Il avait ce mélange de respect et d'admiration envers lui qu'il lui était impensable de ne pas le saluer correctement. Il n'avait aucune raison de penser qu'il lui était supérieur, et se comporter comme tel aurait été un tel manquement à l'étiquette qu'il en aurait été mal. Si la première requête s'était montrée des plus surprenantes, et des plus agréables, celles qui suivirent furent moins enthousiasmantes. Il voyait défiler des elfes, demandant toujours un peu plus, requérant son avis sur des choses qu'il ne connaissait même pas, et lorsque la journée fut enfin fini, ce fut avec un long soupir qu'il quitta la salle du trône. Les voix résonnaient encore à ses oreilles, et particulièrement celle de Lòmion. Changer la direction de l'Académie était une chose qu'il n'imaginait absolument pas. Pour lui, elle était et resterait une institution vouée au savoir et à la transmission des connaissances, mais en aucun cas un endroit où pourrait se développer complètement la magie. Et s'il en était des plus heureux, il restait tout de même assez surpris. Quand il rejoignit Arwain, il ne put garder cela pour lui, et lui retransmis leur échange en détails.

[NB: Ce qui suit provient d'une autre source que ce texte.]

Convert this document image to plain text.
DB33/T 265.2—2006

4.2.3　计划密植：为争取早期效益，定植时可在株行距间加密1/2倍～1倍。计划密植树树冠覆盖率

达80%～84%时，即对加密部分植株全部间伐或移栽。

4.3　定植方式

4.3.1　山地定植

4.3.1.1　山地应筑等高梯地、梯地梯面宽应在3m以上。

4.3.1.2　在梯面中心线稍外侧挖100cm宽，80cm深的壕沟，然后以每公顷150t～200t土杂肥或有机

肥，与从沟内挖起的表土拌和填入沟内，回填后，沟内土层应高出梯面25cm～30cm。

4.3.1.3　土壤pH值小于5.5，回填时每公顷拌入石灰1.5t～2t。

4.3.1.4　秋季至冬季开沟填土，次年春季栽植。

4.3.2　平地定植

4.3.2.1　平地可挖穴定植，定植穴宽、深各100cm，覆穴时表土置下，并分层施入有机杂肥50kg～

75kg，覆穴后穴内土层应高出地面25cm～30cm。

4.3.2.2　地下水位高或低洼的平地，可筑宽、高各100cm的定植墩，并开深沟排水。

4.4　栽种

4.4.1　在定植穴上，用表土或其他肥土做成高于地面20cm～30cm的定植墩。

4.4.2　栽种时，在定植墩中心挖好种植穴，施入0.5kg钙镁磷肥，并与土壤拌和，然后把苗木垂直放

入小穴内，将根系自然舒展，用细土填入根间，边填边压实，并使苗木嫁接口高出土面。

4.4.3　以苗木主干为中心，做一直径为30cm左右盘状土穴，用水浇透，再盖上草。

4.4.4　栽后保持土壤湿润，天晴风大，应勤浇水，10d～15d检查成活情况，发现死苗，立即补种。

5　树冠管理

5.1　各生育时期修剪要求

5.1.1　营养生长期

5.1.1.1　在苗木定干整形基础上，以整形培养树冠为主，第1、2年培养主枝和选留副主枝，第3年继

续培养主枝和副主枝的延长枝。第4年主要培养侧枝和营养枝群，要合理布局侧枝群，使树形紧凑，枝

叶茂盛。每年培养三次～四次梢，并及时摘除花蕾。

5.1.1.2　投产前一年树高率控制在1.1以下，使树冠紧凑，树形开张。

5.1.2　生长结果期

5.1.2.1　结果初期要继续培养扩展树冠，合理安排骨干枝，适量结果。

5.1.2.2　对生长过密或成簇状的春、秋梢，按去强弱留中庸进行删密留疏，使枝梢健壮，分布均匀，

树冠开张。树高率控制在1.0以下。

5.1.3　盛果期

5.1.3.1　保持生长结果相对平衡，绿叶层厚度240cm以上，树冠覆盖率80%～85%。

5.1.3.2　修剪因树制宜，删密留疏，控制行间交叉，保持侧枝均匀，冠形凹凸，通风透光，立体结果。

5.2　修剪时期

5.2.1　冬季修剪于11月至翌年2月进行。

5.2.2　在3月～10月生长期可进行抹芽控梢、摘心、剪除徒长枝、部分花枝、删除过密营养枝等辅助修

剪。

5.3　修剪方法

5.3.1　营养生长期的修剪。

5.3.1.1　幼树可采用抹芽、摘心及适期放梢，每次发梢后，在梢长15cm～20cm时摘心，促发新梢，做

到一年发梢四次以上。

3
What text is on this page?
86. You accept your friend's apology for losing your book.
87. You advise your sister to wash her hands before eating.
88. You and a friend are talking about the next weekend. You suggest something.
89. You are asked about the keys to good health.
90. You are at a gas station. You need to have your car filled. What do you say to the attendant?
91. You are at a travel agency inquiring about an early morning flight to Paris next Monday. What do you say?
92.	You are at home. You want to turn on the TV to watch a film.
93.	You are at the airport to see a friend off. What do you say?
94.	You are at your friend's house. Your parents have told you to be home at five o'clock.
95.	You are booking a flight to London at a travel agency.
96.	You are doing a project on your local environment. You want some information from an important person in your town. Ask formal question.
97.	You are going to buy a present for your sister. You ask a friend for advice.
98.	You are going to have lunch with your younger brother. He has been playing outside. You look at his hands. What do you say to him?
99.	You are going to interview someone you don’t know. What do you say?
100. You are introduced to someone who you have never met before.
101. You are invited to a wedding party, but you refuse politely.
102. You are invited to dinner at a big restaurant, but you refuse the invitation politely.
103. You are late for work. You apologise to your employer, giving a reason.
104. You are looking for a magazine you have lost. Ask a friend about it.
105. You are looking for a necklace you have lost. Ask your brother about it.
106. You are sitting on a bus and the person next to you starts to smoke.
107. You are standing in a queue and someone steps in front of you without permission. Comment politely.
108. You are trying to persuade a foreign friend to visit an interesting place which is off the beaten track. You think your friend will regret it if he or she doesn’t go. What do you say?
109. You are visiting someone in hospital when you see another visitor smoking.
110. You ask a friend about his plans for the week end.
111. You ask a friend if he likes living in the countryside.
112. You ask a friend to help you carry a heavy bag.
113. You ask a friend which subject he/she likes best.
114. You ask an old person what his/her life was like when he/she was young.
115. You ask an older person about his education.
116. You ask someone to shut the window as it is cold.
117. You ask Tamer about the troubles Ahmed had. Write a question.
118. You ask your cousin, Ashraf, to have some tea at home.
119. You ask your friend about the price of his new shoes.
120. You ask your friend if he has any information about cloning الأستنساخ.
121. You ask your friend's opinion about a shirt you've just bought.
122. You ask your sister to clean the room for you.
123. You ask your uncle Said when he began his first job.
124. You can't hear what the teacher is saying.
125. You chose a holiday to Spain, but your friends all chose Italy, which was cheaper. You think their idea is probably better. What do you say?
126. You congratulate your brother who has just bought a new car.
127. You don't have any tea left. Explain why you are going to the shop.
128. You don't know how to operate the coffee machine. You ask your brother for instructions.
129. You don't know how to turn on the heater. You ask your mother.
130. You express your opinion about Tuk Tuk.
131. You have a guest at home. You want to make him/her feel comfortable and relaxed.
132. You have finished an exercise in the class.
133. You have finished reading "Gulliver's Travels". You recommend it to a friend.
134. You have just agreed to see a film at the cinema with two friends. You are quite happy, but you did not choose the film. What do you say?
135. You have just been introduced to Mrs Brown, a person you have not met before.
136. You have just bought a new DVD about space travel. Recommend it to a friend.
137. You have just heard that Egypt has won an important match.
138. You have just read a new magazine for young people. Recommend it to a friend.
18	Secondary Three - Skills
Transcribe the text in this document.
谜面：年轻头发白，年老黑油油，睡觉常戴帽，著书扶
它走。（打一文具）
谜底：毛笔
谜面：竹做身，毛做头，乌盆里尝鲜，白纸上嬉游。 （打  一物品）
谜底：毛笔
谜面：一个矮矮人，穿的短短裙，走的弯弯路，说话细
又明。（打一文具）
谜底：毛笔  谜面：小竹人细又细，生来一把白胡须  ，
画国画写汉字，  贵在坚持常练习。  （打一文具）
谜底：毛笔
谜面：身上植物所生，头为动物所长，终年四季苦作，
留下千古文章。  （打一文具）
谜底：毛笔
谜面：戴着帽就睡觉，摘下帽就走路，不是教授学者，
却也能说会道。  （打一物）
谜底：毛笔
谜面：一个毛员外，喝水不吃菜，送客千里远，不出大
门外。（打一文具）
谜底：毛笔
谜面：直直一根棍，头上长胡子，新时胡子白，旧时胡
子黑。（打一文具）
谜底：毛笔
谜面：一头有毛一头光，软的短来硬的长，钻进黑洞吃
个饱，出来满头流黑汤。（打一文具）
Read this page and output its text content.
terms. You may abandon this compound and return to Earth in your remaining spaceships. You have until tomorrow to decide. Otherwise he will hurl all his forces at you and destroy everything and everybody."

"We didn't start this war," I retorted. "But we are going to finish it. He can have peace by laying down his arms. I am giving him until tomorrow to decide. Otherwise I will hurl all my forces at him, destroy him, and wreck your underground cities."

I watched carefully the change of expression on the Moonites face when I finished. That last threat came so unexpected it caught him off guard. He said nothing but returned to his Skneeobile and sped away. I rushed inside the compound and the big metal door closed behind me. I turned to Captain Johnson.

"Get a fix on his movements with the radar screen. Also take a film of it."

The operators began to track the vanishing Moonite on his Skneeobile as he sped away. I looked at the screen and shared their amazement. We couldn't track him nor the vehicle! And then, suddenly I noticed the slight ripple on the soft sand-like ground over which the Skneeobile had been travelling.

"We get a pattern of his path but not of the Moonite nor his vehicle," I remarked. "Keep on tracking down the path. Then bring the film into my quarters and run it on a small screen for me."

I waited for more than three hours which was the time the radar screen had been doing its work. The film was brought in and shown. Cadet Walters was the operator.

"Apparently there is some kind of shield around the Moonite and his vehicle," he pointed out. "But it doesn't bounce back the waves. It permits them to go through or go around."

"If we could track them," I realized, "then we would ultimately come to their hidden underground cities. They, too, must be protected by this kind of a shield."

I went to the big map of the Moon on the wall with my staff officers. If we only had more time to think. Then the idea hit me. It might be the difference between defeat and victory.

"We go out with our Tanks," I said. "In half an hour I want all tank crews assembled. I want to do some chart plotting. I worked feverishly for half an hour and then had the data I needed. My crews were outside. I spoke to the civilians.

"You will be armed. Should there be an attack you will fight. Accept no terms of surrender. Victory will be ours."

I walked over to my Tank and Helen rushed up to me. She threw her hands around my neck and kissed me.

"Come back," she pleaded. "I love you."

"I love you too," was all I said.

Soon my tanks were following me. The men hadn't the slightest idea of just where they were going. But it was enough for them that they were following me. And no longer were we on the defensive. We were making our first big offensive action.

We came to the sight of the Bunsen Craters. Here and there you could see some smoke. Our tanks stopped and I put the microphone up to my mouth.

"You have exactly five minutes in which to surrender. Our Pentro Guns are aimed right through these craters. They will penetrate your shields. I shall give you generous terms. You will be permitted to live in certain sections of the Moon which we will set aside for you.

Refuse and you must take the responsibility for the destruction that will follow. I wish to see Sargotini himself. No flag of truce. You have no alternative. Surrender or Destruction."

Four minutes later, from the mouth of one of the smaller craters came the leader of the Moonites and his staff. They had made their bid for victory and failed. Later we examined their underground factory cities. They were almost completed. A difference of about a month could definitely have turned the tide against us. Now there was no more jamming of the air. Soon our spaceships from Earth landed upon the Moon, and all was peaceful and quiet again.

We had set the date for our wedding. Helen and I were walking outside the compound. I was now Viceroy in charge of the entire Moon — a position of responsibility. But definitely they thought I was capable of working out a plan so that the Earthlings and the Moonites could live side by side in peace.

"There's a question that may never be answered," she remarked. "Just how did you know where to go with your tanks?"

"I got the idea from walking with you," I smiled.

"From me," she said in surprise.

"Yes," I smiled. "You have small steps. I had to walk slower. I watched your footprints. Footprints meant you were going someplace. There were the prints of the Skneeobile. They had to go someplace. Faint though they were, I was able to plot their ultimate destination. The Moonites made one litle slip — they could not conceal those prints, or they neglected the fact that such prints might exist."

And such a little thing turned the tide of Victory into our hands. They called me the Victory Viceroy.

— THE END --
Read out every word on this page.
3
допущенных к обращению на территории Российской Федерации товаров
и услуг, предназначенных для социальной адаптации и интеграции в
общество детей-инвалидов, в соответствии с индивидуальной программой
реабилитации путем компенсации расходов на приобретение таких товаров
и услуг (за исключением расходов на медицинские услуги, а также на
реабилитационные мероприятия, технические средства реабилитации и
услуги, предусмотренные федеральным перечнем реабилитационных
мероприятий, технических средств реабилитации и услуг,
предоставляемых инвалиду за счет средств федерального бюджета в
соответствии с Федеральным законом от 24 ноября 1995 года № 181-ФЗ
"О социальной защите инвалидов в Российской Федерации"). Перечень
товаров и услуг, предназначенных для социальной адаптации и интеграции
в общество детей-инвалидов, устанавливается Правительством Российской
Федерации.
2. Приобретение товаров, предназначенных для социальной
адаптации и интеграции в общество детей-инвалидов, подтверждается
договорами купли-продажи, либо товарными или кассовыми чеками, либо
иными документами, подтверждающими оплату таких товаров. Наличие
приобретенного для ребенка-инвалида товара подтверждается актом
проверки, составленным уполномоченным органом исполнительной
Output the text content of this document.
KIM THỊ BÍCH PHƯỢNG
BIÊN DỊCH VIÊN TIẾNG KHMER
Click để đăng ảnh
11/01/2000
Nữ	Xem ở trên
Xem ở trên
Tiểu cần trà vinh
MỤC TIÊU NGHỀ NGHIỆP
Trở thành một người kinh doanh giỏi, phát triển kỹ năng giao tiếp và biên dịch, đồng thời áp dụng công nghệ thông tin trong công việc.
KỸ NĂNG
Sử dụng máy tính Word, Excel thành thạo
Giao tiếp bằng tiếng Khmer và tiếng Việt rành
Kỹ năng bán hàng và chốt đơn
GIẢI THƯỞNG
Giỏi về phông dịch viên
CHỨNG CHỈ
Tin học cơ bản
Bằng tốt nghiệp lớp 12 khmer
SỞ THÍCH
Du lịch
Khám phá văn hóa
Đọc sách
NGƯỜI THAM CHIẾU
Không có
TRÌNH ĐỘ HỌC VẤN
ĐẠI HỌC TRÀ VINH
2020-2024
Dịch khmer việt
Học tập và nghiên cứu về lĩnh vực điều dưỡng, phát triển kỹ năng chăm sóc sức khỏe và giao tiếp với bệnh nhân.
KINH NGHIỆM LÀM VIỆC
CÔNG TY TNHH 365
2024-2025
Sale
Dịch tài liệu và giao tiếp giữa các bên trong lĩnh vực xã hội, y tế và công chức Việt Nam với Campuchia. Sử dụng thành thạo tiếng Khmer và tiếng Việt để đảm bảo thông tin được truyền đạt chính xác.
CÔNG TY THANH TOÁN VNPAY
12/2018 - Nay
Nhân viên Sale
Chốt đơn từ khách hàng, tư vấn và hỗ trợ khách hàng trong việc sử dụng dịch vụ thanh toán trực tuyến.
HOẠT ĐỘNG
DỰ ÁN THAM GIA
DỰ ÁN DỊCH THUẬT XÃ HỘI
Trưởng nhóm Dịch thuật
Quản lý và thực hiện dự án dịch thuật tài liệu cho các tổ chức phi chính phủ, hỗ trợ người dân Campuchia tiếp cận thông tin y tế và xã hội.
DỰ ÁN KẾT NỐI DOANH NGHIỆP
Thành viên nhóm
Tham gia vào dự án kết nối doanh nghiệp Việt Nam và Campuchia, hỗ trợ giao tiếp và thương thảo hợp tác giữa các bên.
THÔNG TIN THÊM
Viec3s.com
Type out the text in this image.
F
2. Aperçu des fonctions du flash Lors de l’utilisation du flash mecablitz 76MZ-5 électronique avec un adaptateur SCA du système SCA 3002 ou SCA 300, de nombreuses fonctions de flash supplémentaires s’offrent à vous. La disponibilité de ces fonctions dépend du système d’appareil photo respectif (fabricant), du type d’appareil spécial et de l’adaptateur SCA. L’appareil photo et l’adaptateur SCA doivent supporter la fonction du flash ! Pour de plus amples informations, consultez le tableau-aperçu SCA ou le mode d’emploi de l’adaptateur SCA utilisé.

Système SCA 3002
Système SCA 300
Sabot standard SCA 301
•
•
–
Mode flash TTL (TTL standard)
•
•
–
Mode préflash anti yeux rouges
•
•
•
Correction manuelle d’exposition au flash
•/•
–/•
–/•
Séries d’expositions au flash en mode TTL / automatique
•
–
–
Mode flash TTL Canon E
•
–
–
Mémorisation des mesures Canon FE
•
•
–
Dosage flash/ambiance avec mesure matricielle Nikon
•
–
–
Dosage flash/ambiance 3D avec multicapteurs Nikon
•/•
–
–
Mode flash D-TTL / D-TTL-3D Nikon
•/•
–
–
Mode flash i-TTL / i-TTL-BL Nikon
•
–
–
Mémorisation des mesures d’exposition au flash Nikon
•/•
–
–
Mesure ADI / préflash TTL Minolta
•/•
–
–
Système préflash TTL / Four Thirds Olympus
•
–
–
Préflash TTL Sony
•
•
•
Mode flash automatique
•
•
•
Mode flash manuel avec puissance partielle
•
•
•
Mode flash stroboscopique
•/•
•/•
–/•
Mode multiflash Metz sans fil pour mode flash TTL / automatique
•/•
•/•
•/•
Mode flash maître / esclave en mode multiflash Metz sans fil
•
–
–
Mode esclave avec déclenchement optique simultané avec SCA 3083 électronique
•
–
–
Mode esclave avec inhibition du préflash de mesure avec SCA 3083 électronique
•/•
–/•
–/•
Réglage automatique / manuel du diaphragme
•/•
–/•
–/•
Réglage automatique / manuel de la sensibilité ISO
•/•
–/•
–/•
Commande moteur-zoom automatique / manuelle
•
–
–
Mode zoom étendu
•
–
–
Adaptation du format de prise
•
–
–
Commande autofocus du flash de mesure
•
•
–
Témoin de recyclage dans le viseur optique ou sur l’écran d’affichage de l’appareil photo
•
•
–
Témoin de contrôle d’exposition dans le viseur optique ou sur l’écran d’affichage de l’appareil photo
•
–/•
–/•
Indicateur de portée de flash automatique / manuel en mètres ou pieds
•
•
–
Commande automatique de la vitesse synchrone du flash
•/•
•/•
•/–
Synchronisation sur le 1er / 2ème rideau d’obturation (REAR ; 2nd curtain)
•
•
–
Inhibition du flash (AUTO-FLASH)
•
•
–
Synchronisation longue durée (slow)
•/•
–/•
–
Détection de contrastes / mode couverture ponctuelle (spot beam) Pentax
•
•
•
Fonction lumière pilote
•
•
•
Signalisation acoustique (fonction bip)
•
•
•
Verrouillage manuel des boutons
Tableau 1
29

 - C'est une très bonne chose ! Je dois avouer que je n'attendais pas du Doyen un tel revirement de situation, pas après ce que tu m'en avais dit, pas après les courriers du Chapitre Blanc, mais c'est sans aucun doute une bonne chose.
 - Oui, évidemment, je suis juste assez surpris, tu penses que le fait que son fils ait décidé d'aller à Eraïson a quelque chose à voir là dedans ?
 - C'est fort probable. Un enfant peut tout changer, à commencer par nos convictions, et notre vie.
 - Tu as sans doute raison. Je déplore seulement le fait que nous ne puissions en être certains.
 - Il n'est pas trop tard pour cela, tu sais...

Et alors qu'il voulait la prendre dans ses bras, elle attrapa gentiment sa lèvre inférieure entre ses dents, se pressant contre lui. Si la surprise le prit un instant, il se rattrapa tout de même rapidement, et une main dans son dos, tandis que l'autre se posait sur sa joue. Il ne se fit pas prier pour lui rendre son baiser, et bientôt, leur langue entamèrent un doux ballet, qui ne s'interrompit que pour mieux ôter les tissus qui entravaient leur corps. Dans leur fougue, ils basculèrent sur le lit, et Anorn s'arrêta un instant, au dessus de sa femme, pour la contempler. Il pouvait voir briller dans ses yeux tout l'amour qu'elle lui portait, il pouvait sentir sous sa main son cœur battre au rythme du sien, et aucune gêne ne vint empourprer ses joues quand son regard se fit plus insistant. Elle avait une telle confiance en lui que sa poitrine se serra sans qu'il ne puisse rien y faire. Ses cheveux qui accrochaient les derniers rayons du soleil formaient comme une auréole autour de son visage si harmonieux. Ses lèvres, légèrement entrouvertes, étaient d'une douceur infinie, ses oreilles étaient parfaites, et son nez si délicat qu'il relevait l'allure de l'ensemble. Une de ses mains vint se poser sur sa joue, emprunte d'une extrême affection, et l'arracha à sa contemplation. Leurs lèvres se scellèrent alors de nouveau, et ils finirent happés par la douce intimité que confère la nuit.